Walking cities such as Fremantle need to be dense, mixed land zoning, narrow streets, pedestrian priority and minimal parking, with minimal setbacks at medium density development.

My question to Newman after his presentation if medium/high density did not demand setback to create public open space received the reply “parklets I assume” when all those people living in small apartments probably would like to relax in decent parks, not tiny parklets.

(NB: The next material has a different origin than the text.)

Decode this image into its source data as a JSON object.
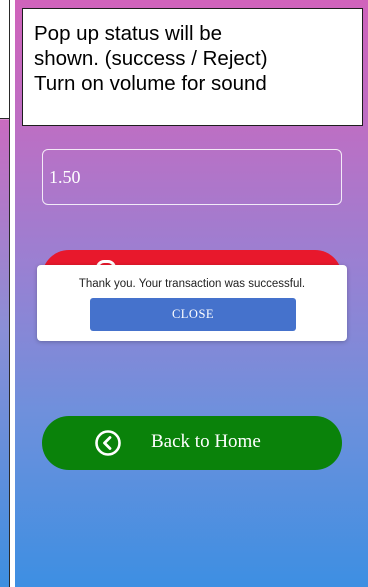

Fremantle has the highest concentration of heritage buildings in Australia and the tram used to drive here from 1905-1952 and according to Newman the future is ring rail with light rail and rapid bus transport and the new railless lightrail that drives along sensors built in the road.

Newman said that I was thinking like a transport planner and that it works in other cities when I asked if the reality of lightrail for Fremantle was not a chicken and the egg scenario where we simply do not have the population numbers that would convince private operators to invest in lightrail. I thought my question was more about economic reality and that so called triple bottom line. Yes, it works in other cities which have ten times more residents than Fremantle.

Lightrail in Freo will in my opinion only happen because of and when we collaborate with Cockburn, Murdoch and even Curtin where huge development is happening in Coogee, etc. and thousands of people will move to

Dr Annie Matan talked about placemaking which is all about creating opportunities and engaging with the community very early, so that they get what they want and take ownership of projects, such as the lovely Wray Avenue parklet.

Because of the way we live we no longer get the accidental interaction we used to get on the streets, but we need public spaces for our mental health and happiness and we should improve our streets as places where people meet and connect.

It is important to prioritise human experience over design Matan said. There is a lack of connection and a lot of isolation.

Reinventing community planning would also be desirable so that people are involved from the very start and work together with planning experts. We need to make our cities work for 8 year olds and 80 year olds, because they are the most vulnerable groups in our society, so we need to plan for those groups.

Injecting fun in public spaces is also very important and telling the story of our citizens.

Mayor Brad Pettitt talked about Urban Density and Design for Sustainability in Fremantle which include allowing higher density in the CBD and beyond and sustainable transport.

After nearly forty years of development stagnation Fremantle is finally seeing substantial development with plans to have 5,000 more residents within walking distance of the train station.

We need to stop the unsustainable car dependent urban sprawl and Fremantle is helping with that with the creation of 1,679 new dwellings, 38,697 square metres of new retail and hospitality space, 44,061 sqm of office floor pace and 727 new hotel rooms, while also improving the public realm at Kings Square and Princess May Park.

It was a really interesting morning and I am glad I attended!